In de loop der eeuwen ontwikkelde deze zogenaamde brink zich tot een brede merckt. In het midden van dit geplaveide plein bevond zich het raadshuis, waarin stadsbestuur en rechtbank zetelden. Deze brede merckt kennen we tegenwoordig als Grote Markt, het centrum van de stad. Tot aan de laatste dagen van de Tweede Wereldoorlog behoorde dit plein tot het fraaiste, het meest schilderachtige van Nederland. Gotische gevels, rijk versierde gebouwen uit de renaissance, pompeuze herenhuizen uit de negentiende eeuw en de daartussen gefrutselde pijpenlaatjes liepen harmonieus in elkaar over. In april 1945 stortte de felle gevechten tussen fanatieke Duitsers en strijdlustige Canadezen de grandeur én intimiteit van de Grote Markt jammerlijk finaal in puin. Wonderlijk genoeg werd de Martinikerk daarbij gespaard. Deze werd zelfs nauwelijks geraakt.

1980

"

Een volgende ingrijpende verbouwing laat lang op zich wachten. Rond 1980 staat de woning al enige tijd leeg en onbenut. Frits Diderich, een ondernemer die zijn sporen in de Groninger horeca-wereld al ruimschoots had verdiend met onder meer cafés als Raven, Huis de Beurs, Der Witz en De Tapperij, legt de Kerkvoogdij zijn plan voor om in de kosterswoning een konditorei te beginnen. Voor het financieel wat armlastige kerkbestuur een aanlokkelijk verzoek: het verpachten van het pandje bood een vast inkomen. Een mooi financieel extraatje. Bij Burgemeester en Wethouders wordt dan ook het verzoek ingediend om de kosterwoning zodanig te vertimmeren dat er een koffie- en theeschenkerij in gevestigd zou kunnen worden. Dit bouwvoornemen wordt voorgelegd aan de Hoofddirecteur van de Rijksdienst voor de Monumentenzorg. Deze kent geen bezwaar en verstrekt de gewenste vergunning.

1982 - Heden

In het najaar van 1982 begint Diderich aan de interne verbouwing. In het Nieuwsblad van het Noorden van 7 september 1982 ontvouwt hij zijn plannen: Binnen worden de eerste en tweede verdieping verbouwd tot horeca- ruimten. Daar kunnen we niets meer vernielen. Dat is bij een verbouwing in de jaren dertig zo grondig gebeurd, dat alles wat we er veranderen alleen maar een verbetering is. Het enige echt mooie is een kastenwand. Die gaan we ook gebruiken, Het assortiment zal bestaan uit voornamelijk koffie en thee met gebak, een frisje en eventueel een pilsje.

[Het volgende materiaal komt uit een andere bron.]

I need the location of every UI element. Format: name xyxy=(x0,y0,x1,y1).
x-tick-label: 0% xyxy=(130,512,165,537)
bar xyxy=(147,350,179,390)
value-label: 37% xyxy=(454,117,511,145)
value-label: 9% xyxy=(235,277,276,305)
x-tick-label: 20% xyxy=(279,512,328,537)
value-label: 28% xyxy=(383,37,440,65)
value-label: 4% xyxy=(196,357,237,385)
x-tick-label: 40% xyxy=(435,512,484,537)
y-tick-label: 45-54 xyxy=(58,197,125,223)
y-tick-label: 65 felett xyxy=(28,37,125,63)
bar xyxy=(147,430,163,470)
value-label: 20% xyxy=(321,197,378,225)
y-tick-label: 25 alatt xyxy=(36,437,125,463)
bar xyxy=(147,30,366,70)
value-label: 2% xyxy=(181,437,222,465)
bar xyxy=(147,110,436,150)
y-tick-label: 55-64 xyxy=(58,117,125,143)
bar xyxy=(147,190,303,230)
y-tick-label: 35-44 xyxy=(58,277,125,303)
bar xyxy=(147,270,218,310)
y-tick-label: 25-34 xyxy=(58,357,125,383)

Het wordt duidelijk geen café. ‘De Kosterij’, zoals deze schenkerij zal gaan heten, belooft iets moois te worden. En dat blijkt. In 1984 wint deze de prestigieuze landelijke koffietest van Elsevier en in 1986 wint deze de Zilveren Hoffelijkheidspluim van het Bedrijfschap Horeca. Kortom, het werd al gauw iets moois. En zo is het tot op de dag van vandaag gebleven.